Notification of Immediate Injuries

  • Employees who suffer an on-the-job illness or injury must submit a written claim to her employer as soon as possible, but no later than 30 days. She must also submit a written claim form with the New York Workers' Compensation Board as soon as possible. Employees must submit claims by filing an Employee Claim Form, C-3 with their local District Office. Employees may submit claims to employers in any written document. However, employees who suffer work-related illnesses or injuries that arise later have an extended period to submit claims to both employers and the state.

Notification of Latent Injuries

  • Since some injuries or illnesses do not manifest themselves immediately, New York allows employees who suffer latent job-related diseases or injuries to submit claims within two years of when they knew, or should have known of those injuries.

Employee's Rights to Determination

  • Once employees submit their written notifications with the Workers' Compensation Board and provide written notification to their employers, their claims progress to the official determination process. Within 48 hours of learning of an injury or illness, an employee must obtain written medical determination from a physician. The physician must submit a completed C-4, Doctor's Initial Report Form, and send results to the employer, insurance carrier, employee and any designated representatives of the employee. Within 10 days of receiving notification of injuries from an employee, the employer must report the injury to the board by completing a C-2 Form, Employer's Report of Work-Related Injury/Illness.

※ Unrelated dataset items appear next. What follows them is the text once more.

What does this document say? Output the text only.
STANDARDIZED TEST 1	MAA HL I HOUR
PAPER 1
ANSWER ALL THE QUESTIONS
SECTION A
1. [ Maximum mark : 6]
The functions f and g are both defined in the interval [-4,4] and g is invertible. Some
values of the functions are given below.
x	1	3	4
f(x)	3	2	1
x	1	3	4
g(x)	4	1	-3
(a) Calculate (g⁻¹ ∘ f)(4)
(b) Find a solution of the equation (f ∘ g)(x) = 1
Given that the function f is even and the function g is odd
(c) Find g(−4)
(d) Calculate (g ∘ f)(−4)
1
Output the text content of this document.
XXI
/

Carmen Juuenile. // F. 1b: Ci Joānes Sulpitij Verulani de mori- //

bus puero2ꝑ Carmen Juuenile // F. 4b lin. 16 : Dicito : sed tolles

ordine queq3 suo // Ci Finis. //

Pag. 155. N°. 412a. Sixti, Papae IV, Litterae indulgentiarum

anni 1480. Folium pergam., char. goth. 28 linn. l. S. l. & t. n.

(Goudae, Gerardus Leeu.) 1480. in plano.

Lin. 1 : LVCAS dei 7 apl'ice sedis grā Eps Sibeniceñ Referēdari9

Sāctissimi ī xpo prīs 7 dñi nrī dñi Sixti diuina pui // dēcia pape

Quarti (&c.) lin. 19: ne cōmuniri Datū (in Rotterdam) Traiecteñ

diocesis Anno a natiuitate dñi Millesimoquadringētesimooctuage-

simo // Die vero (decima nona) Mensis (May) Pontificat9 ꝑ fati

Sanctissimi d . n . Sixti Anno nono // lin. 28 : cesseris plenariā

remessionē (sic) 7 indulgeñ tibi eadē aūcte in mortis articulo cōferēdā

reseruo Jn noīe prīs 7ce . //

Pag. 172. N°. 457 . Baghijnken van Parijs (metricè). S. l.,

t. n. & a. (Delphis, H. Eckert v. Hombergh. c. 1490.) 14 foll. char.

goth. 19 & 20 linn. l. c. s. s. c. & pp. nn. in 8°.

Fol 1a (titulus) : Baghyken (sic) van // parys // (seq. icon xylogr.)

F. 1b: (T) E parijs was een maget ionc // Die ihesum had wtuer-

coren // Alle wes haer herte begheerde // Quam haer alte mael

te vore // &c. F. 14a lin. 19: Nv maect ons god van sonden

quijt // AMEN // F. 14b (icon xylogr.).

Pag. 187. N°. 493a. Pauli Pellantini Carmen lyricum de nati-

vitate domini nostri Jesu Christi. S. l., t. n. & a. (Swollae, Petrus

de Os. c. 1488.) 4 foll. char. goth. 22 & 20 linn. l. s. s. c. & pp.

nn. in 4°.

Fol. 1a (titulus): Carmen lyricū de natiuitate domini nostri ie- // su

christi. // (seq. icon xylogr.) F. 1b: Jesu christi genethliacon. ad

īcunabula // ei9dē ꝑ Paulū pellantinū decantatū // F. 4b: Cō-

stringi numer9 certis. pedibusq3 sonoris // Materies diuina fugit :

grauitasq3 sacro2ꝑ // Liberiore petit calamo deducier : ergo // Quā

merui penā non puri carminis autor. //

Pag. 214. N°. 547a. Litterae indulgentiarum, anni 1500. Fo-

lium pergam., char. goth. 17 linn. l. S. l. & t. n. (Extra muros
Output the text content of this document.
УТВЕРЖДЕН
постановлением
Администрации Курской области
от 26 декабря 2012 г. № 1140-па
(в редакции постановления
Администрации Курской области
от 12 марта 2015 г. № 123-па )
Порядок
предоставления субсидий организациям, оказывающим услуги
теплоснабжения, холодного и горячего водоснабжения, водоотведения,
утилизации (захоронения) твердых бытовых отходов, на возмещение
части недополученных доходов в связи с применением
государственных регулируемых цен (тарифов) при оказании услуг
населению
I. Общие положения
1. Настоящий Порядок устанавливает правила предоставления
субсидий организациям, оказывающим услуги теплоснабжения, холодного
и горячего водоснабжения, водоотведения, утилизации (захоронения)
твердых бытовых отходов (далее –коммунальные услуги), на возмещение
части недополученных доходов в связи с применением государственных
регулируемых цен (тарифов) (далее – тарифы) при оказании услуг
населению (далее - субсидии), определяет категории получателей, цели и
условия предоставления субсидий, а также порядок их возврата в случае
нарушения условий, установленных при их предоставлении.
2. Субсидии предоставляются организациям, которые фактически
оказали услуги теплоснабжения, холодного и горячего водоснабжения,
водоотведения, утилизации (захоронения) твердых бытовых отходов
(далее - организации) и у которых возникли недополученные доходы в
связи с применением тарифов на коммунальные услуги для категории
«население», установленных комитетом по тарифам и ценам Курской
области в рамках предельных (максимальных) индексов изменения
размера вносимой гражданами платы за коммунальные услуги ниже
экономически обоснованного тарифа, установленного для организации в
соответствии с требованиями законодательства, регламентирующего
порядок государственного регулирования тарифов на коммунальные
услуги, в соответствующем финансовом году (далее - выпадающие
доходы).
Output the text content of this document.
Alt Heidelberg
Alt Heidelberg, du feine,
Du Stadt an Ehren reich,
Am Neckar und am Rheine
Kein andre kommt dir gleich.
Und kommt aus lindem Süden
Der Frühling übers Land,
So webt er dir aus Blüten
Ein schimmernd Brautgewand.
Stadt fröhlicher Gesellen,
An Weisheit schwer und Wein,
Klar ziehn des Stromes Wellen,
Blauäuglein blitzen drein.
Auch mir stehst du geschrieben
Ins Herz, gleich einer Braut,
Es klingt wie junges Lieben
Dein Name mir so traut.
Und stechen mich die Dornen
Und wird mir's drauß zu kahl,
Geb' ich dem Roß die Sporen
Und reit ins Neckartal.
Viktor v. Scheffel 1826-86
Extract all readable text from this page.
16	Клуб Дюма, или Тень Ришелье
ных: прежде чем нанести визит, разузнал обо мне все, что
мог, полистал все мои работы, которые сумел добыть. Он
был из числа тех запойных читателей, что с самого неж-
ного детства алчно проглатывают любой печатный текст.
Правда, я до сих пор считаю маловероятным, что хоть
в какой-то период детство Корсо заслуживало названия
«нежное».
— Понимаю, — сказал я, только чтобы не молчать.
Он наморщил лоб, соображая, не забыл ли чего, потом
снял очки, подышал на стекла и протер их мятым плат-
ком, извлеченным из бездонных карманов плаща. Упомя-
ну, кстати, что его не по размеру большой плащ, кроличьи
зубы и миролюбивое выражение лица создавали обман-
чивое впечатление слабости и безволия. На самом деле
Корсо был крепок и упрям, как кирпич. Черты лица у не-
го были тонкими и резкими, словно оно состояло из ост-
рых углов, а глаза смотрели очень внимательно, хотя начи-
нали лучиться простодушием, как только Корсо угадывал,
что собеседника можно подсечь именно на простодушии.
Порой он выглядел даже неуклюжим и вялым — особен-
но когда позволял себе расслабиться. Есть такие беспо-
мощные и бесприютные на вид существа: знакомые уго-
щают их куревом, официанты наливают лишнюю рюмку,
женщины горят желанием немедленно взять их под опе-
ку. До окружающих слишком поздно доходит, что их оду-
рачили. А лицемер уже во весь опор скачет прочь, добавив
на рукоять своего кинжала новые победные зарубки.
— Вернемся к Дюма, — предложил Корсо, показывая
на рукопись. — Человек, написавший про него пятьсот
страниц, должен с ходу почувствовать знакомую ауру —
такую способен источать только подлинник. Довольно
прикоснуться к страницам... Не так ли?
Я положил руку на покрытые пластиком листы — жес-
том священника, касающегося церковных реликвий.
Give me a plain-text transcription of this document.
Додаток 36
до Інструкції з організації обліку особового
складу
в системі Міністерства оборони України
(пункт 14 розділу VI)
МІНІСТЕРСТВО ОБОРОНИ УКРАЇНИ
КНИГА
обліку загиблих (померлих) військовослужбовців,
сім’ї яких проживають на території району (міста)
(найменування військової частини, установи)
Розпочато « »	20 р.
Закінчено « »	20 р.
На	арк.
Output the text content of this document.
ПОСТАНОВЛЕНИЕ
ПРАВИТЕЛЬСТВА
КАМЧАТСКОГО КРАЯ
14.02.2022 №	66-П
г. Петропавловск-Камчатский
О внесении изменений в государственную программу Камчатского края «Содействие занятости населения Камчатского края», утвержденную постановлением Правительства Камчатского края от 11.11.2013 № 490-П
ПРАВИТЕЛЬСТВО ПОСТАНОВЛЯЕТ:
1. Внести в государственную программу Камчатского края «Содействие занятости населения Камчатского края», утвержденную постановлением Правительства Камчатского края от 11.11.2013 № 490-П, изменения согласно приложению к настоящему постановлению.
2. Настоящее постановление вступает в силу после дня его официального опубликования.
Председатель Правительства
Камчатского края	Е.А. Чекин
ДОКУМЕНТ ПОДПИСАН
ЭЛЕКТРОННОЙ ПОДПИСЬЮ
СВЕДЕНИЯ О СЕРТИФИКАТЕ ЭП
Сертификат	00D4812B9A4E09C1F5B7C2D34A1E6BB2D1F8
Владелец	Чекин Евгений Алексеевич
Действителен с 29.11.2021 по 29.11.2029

The insurance carrier has 14 days to provide a statement of rights to the employee. Within 18 days of receiving this C-2 from the employer, insurers begin paying benefits.

Appellate Statute of Limitations Periods

  • The "should have known" requirement is determinable by judicial review and requires the Board to conduct a fact-sensitive analysis. Employees who receive denials of their claims based on expiration of the applicable statute of limitations period may appeal their denials with the Workers' Compensation Board and request a hearing before the workers' compensation law judge. Within 30 days of the judge's determination, claimants may appeal the judge's decision by written request. The claim proceeds to a three-member panel of board members who review the judge's decision and may send it back to the judge for review, uphold the judge's decision or overturn the judge's decision. Claimants who disagree with the three-member panel's decision must file a written appeal with the Supreme Court of the State of New York's Appellate Division within 30 days of receiving the panel's decision.

Considerations

  • Since disability and employment laws can frequently change, do not use this information as a substitute for legal advice. Seek advice through an attorney licensed to practice law in your jurisdiction.